Hive RouterSubscriptions

Server-Sent Events (SSE)

Use Server-Sent Events (SSE) for GraphQL subscriptions with Hive Router, for both client-to-router and router-to-subgraph communication.

Subgraphs

Subgraphs don't require any special configuration to use SSE. When the router connects to a subgraph for a subscription, it will automatically negotiate SSE if the subgraph supports it. The router prefers multipart first, then falls back to SSE.

Clients

SSE is not a mode you activate or configure on the router. Once subscriptions are enabled, SSE, Incremental Delivery, and Multipart HTTP are all available simultaneously. The router negotiates the protocol per request based on the client's Accept header - see Protocol Negotiation.

To use SSE, send requests with the following Accept header:

Accept: text/event-stream

The router will respond with a stream of events implementing the "distinct subscriptions mode" of the GraphQL over SSE spec.

The router sends a heartbeat event every 10 seconds to keep the connection alive.

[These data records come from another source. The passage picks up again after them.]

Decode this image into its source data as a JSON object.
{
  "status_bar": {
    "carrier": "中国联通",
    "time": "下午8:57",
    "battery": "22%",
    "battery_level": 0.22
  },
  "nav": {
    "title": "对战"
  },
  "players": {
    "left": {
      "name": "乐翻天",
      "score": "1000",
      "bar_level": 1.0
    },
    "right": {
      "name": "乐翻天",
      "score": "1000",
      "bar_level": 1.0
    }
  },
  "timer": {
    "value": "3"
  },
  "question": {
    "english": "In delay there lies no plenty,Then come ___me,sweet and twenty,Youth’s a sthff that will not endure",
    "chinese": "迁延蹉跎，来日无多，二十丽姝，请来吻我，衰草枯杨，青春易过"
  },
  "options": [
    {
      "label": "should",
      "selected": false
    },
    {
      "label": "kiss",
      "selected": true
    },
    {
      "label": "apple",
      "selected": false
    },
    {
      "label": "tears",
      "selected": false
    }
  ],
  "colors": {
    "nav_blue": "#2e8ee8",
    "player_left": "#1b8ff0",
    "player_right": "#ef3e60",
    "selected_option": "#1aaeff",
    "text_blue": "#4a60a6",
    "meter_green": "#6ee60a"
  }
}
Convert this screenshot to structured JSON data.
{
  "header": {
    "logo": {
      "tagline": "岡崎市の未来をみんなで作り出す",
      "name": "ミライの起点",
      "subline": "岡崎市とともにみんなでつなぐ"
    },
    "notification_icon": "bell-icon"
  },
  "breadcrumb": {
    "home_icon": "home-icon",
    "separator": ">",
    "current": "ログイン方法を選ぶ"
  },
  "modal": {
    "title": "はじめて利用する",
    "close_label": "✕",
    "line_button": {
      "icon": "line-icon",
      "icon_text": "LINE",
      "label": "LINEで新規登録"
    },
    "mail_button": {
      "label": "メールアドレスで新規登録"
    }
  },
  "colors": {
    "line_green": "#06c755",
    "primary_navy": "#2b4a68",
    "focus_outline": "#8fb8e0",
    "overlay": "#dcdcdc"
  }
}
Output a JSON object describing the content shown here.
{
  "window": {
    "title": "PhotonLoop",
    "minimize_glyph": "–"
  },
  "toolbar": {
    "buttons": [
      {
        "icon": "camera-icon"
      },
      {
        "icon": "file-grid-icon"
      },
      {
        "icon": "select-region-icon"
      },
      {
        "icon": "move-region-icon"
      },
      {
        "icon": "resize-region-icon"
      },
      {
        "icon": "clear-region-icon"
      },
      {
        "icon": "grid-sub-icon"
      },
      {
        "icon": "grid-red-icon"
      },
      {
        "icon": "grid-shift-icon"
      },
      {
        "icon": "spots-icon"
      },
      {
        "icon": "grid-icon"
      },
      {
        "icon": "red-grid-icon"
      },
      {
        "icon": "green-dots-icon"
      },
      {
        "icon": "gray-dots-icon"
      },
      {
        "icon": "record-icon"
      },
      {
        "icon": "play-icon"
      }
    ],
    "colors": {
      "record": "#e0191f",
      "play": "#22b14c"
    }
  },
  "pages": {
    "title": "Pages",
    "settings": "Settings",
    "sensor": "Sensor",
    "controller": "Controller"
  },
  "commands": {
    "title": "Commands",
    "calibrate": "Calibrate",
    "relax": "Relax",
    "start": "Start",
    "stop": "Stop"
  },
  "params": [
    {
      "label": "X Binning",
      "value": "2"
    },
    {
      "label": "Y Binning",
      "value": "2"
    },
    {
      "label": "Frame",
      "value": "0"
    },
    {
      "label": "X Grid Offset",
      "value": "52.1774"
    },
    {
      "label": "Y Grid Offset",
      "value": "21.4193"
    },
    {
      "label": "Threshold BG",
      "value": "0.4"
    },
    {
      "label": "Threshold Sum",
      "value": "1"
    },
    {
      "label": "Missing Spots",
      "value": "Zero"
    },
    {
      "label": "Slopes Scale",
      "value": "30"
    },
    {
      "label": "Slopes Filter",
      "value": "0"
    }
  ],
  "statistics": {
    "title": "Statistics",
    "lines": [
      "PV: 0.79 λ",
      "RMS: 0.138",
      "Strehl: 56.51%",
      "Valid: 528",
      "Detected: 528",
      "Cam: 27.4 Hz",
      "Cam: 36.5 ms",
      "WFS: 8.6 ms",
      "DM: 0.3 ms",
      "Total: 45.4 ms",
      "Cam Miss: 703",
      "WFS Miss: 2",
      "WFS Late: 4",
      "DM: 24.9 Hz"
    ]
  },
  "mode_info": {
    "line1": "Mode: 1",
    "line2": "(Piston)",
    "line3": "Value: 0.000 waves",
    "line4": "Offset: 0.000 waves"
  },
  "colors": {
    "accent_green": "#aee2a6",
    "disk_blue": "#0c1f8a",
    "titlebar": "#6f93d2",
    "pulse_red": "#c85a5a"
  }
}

If an error occurs, the router emits an error event and completes the stream. If the requested subscription transport is not supported, the router returns 406 Not Acceptable.

Try It

curl 'http://localhost:4000/graphql' \
  -H 'accept: text/event-stream' \
  --json '{
    "query": "subscription {
      reviewAdded {
        body
        rating
        product {
          name
        }
        author {
          name
        }
      }
    }"
  }'

This command creates an SSE connection and keeps it open to receive new subscription data as server-sent events:

event: next
data: {"data":{"reviewAdded":{"body":"Great product!","rating":5,"product":{"name":"Croissant"},"author":{"name":"Alice"}}}}

event: next
data: {"data":{"reviewAdded":{"body":"Could be better","rating":3,"product":{"name":"Baguette"},"author":{"name":"Bob"}}}}

event: next
data: {"data":{"reviewAdded":{"body":"Excellent quality","rating":5,"product":{"name":"Croissant"},"author":{"name":"Charlie"}}}}

event: complete

This example subscription emits three next events and then sends a complete event to signal the end of the stream. Notice how the product and author fields are automatically resolved from their respective subgraphs.

EventSource

You can easily subscribe over SSE using the browser native EventSource interface. It's as simple as:

const url = new URL("http://localhost:4000/graphql");
url.searchParams.append(
  "query",
  `subscription {
    reviewAdded {
      body
      rating
      product {
        name
      }
      author {
        name
      }
    }
  }`,
);

const source = new EventSource(url);

source.addEventListener("next", ({ data }) => {
  console.log(data);
});

source.addEventListener("error", (e) => {
  console.error(e);
});

source.addEventListener("complete", () => {
  source.close();
});

graphql-sse

We highly recommend using graphql-sse, the zero-dependency, HTTP/1 safe, simple, GraphQL over Server-Sent Events spec client library.

It offers reliable handling of connection management, message parsing, and error handling, as well as silent retries and exponential backoff for improved resilience.

Apollo Client

Please advise the Apollo Client integration recipe.

Relay

Please advise the Relay integration recipe.

urql

Please advise the urql integration recipe.

urql also supports SSE out of the box! Just make sure to enable subscriptions over fetch.